Palindrome
Time Limit: 3000MS Memory Limit: 65536K
Total Submissions: 48269 Accepted: 16570
Description
A palindrome is a symmetrical string, that is, a string read identically from left to right as well as from right to left. You are to write a program which, given a string, determines the minimal number of characters to be inserted into the string in order to obtain a palindrome.

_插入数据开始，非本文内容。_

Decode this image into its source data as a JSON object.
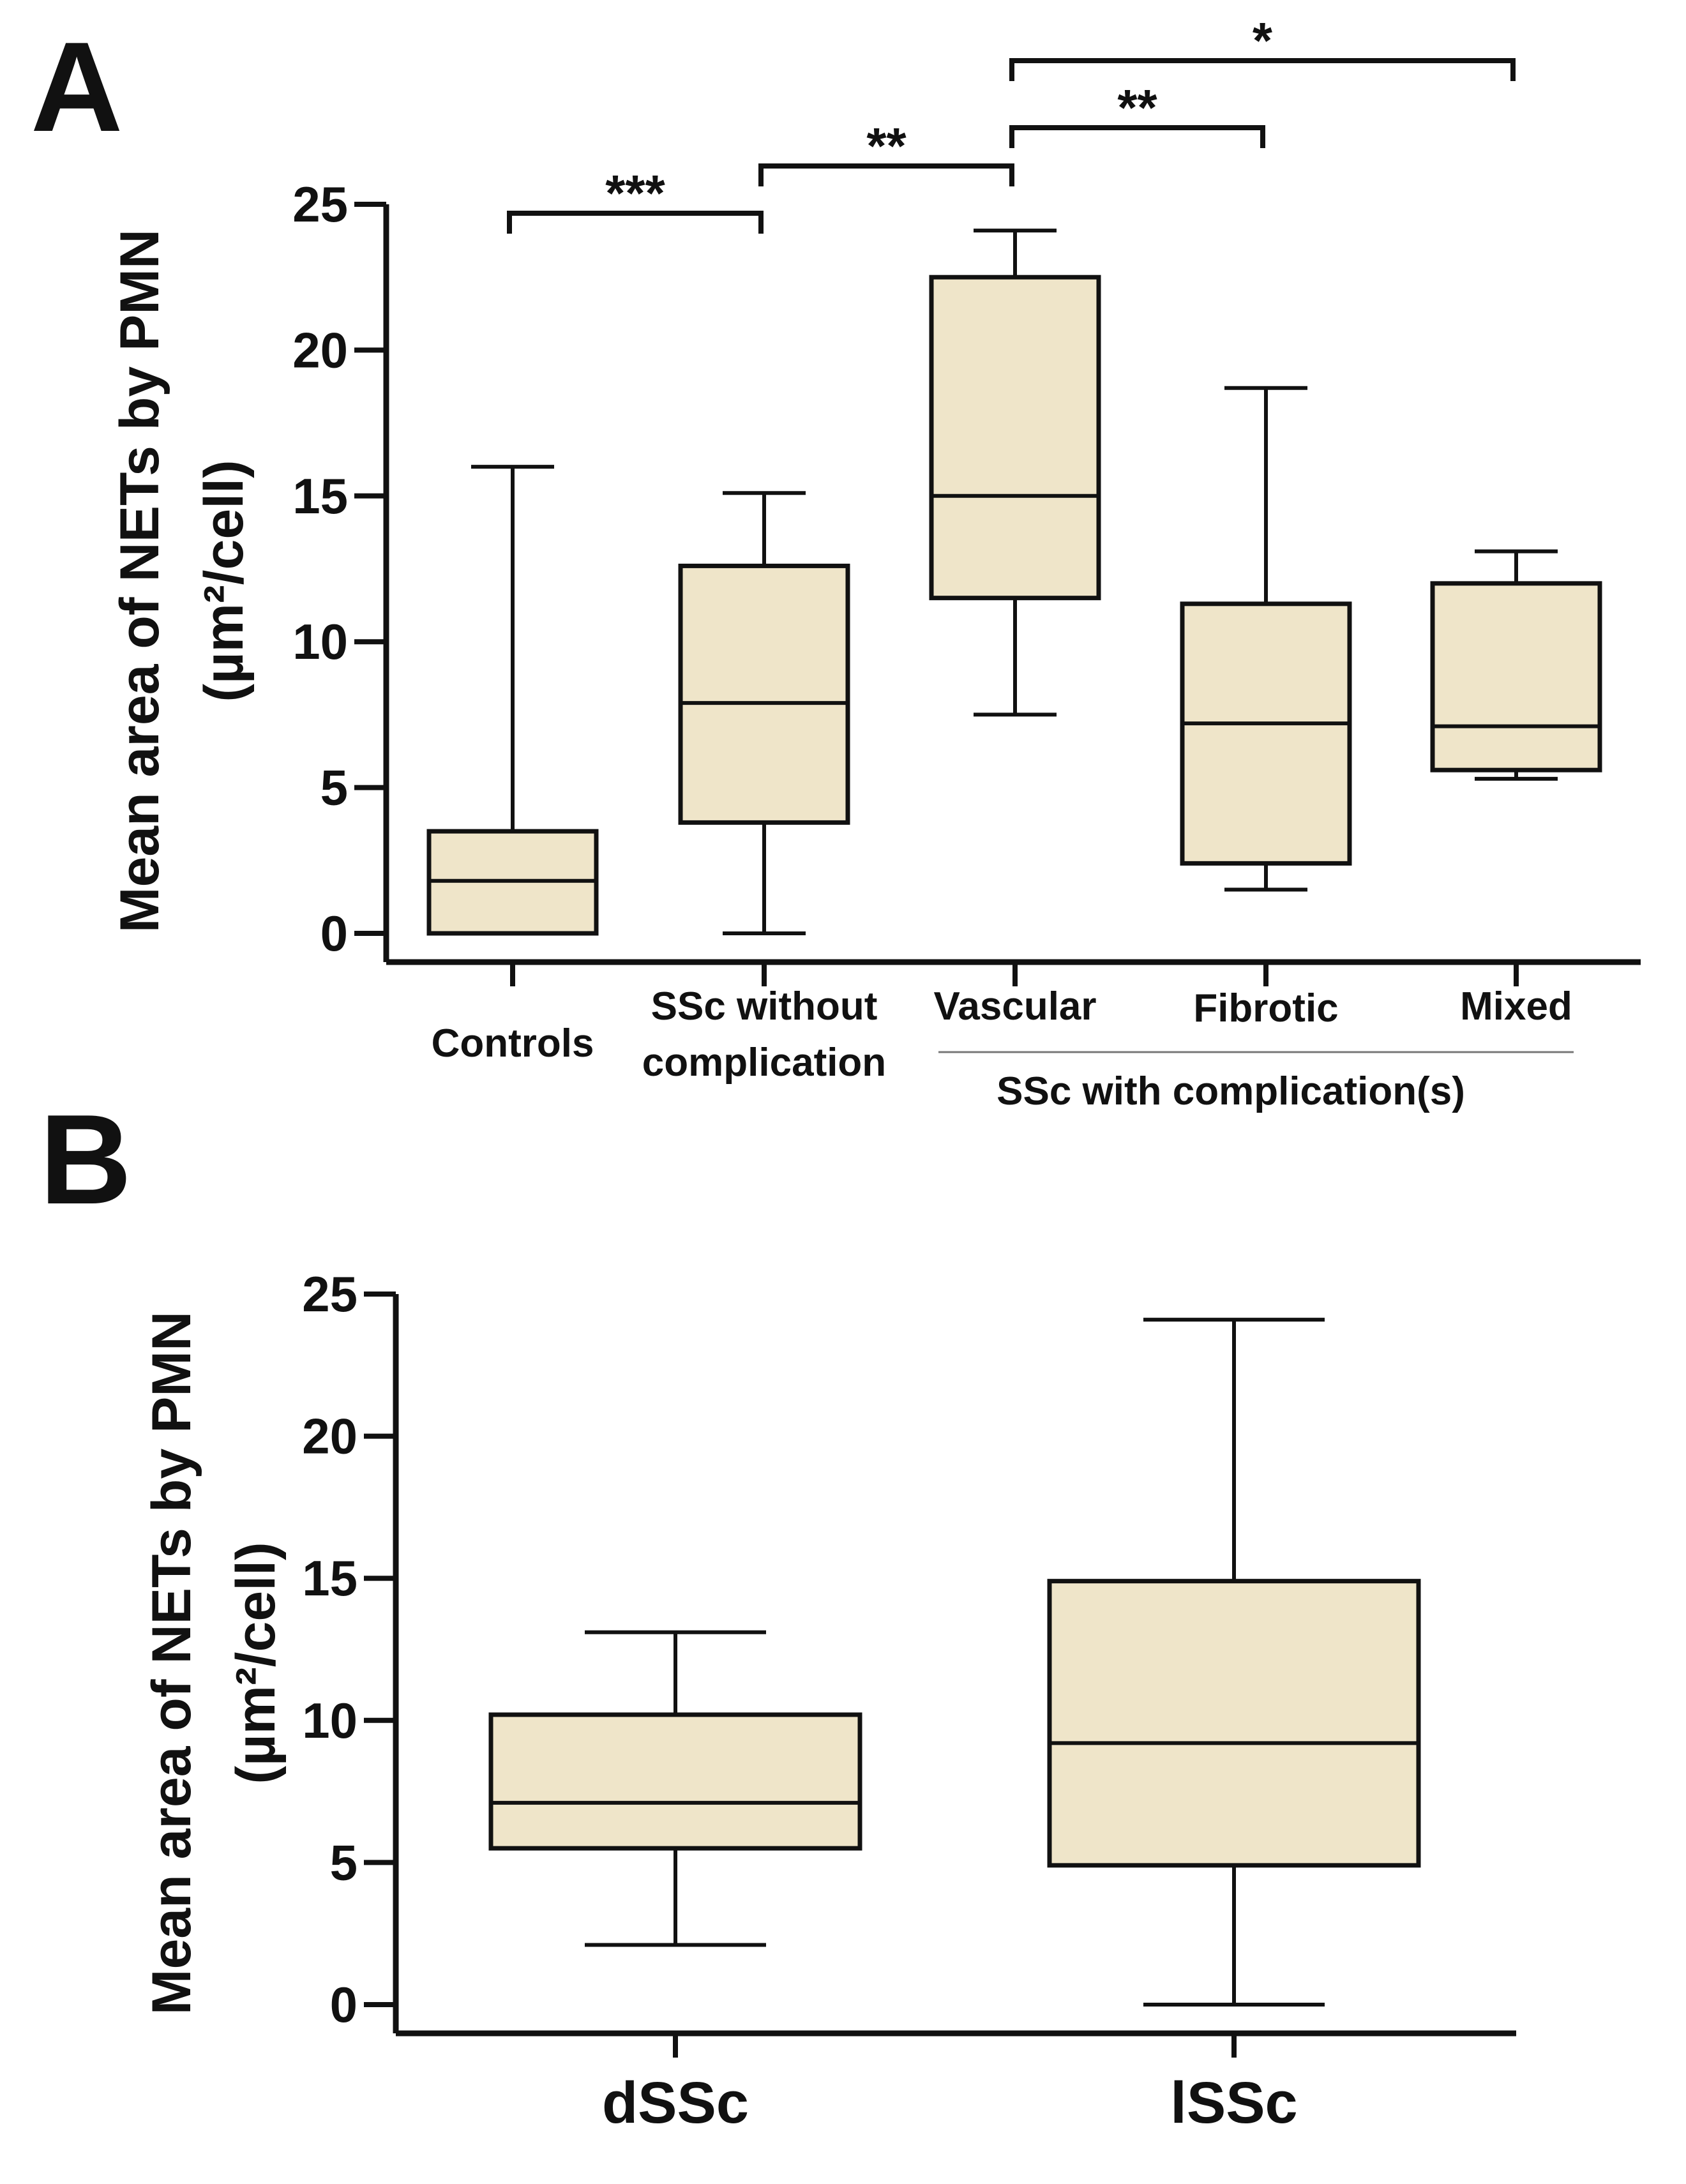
{
  "chart_data": [
    {
      "type": "box",
      "panel_label": "A",
      "ylabel_line1": "Mean area of NETs by PMN",
      "ylabel_line2": "(µm²/cell)",
      "ylim": [
        0,
        25
      ],
      "yticks": [
        0,
        5,
        10,
        15,
        20,
        25
      ],
      "categories": [
        {
          "line1": "Controls",
          "line2": ""
        },
        {
          "line1": "SSc without",
          "line2": "complication"
        },
        {
          "line1": "Vascular",
          "line2": ""
        },
        {
          "line1": "Fibrotic",
          "line2": ""
        },
        {
          "line1": "Mixed",
          "line2": ""
        }
      ],
      "group_label": "SSc with complication(s)",
      "group_span": [
        2,
        4
      ],
      "boxes": [
        {
          "min": 0,
          "q1": 0,
          "median": 1.8,
          "q3": 3.5,
          "max": 16.0
        },
        {
          "min": 0,
          "q1": 3.8,
          "median": 7.9,
          "q3": 12.6,
          "max": 15.1
        },
        {
          "min": 7.5,
          "q1": 11.5,
          "median": 15.0,
          "q3": 22.5,
          "max": 24.1
        },
        {
          "min": 1.5,
          "q1": 2.4,
          "median": 7.2,
          "q3": 11.3,
          "max": 18.7
        },
        {
          "min": 5.3,
          "q1": 5.6,
          "median": 7.1,
          "q3": 12.0,
          "max": 13.1
        }
      ],
      "significance": [
        {
          "from": 0,
          "to": 1,
          "label": "***"
        },
        {
          "from": 1,
          "to": 2,
          "label": "**"
        },
        {
          "from": 2,
          "to": 3,
          "label": "**"
        },
        {
          "from": 2,
          "to": 4,
          "label": "*"
        }
      ]
    },
    {
      "type": "box",
      "panel_label": "B",
      "ylabel_line1": "Mean area of NETs by PMN",
      "ylabel_line2": "(µm²/cell)",
      "ylim": [
        0,
        25
      ],
      "yticks": [
        0,
        5,
        10,
        15,
        20,
        25
      ],
      "categories": [
        "dSSc",
        "lSSc"
      ],
      "boxes": [
        {
          "min": 2.1,
          "q1": 5.5,
          "median": 7.1,
          "q3": 10.2,
          "max": 13.1
        },
        {
          "min": 0,
          "q1": 4.9,
          "median": 9.2,
          "q3": 14.9,
          "max": 24.1
        }
      ]
    }
  ]
}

As an example, by inserting 2 characters, the string "Ab3bd" can be transformed into a palindrome ("dAb3bAd" or "Adb3bdA"). However, inserting fewer than 2 characters does not produce a palindrome.
Input
Your program is to read from standard input. The first line contains one integer: the length of the input string N, 3 <= N <= 5000. The second line contains one string with length N. The string is formed from uppercase letters from 'A' to 'Z', lowercase letters from 'a' to 'z' and digits from '0' to '9'. Uppercase and lowercase letters are to be considered distinct.
Output
Your program is to write to standard output. The first line contains one integer, which is the desired minimal number.
Sample Input
5
Ab3bdSample Output
2Source
IOI 2000
題意:
給一串字符,問最少加多少個字符可以使它變成回文字符串。
(回文字符串=從左往右看 和 從右往左看 串相同)
分析:
假設dp[i][j]表示字符串a[i..j]變成palindrome
至少需要花dp[i][j]個操作(i<=j)
那麼
如果a[i]=a[j],那麼dp[i][j]=dp[i+1][j-1]
否則,就是dp[i][j] = min(dp[i-1][j], dp[i][j-1]) +1 這是因為要在前面或者後面補一個數
初始化為dp[i][i] = 0, dp[i][i+1]= a[i]==a[i+1] ? 0: 1
兩種寫法:
遞歸:
int getdp(int i,int j){
if(i == j) return 0;
if(i == j - 1) return a[i]==a[i+1] ? 0 : 2
if(dp[i][j] != -1) return dp[i][j]
if(a[i]==a[j]) return dp[i][j]=getdp(i + 1,j-1)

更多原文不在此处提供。